Cerise was looking at him. There was something in her eyes, suspicion, hurt, anger, he couldn’t tell. Whatever it was, it reached deep down into his chest and jerked at his heart.
If he told her the whole truth now, if he told her about the Mirror, he would lose her. But if he could make her understand, she would live.
“How will Adrianglia know about the journal, William?” she asked, her voice very soft.
The wild howled and screamed inside him. No! Shut up. Shut the hell up. Don’t lose the woman!
“Last night I used a drone bug to send the complete report to Zeke Wallace,” William told her.

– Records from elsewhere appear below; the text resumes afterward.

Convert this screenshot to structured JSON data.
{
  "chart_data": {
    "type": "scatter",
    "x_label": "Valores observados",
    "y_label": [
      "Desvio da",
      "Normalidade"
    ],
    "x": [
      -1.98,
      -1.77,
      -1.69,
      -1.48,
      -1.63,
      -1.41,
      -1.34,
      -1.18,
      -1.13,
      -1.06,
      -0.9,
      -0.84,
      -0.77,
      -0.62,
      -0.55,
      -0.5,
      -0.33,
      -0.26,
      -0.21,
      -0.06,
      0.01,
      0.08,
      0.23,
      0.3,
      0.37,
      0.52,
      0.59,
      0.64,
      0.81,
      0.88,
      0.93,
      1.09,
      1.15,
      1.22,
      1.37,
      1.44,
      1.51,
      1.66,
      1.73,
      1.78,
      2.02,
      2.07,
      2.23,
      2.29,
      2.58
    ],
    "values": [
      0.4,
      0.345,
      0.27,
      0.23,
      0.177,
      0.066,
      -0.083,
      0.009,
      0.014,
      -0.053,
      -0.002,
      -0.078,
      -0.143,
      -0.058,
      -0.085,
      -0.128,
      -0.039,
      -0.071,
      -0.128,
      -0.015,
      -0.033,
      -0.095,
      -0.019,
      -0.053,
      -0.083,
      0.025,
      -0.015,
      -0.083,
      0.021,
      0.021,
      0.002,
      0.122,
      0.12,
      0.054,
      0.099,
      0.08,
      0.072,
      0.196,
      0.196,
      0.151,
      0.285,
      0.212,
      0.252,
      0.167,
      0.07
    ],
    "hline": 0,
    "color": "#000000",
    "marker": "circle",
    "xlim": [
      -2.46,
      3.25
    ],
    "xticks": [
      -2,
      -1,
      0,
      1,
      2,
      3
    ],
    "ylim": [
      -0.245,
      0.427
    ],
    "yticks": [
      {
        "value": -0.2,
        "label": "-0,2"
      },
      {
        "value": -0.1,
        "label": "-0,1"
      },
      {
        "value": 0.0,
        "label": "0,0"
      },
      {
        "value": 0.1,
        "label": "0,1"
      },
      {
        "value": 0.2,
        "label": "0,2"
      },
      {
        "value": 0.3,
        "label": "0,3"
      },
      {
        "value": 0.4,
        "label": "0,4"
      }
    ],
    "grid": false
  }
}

The room shrank to the two of them. He was ice calm. There was no going back.
“You’re not a bounty hunter,” she said.
“No.”
“Is Adrianglia paying you to kill Spider?” she asked.
“No. They don’t mind if I kill him, but I’m not here for him. I’m here for the Box and the journal. That’s what the Mirror wants, and they will order me to slaughter the lot of you to get it.”
“You lied to me.”
“I meant the rest of it,” he snarled. “Wolves mate for life and you’re my mate.”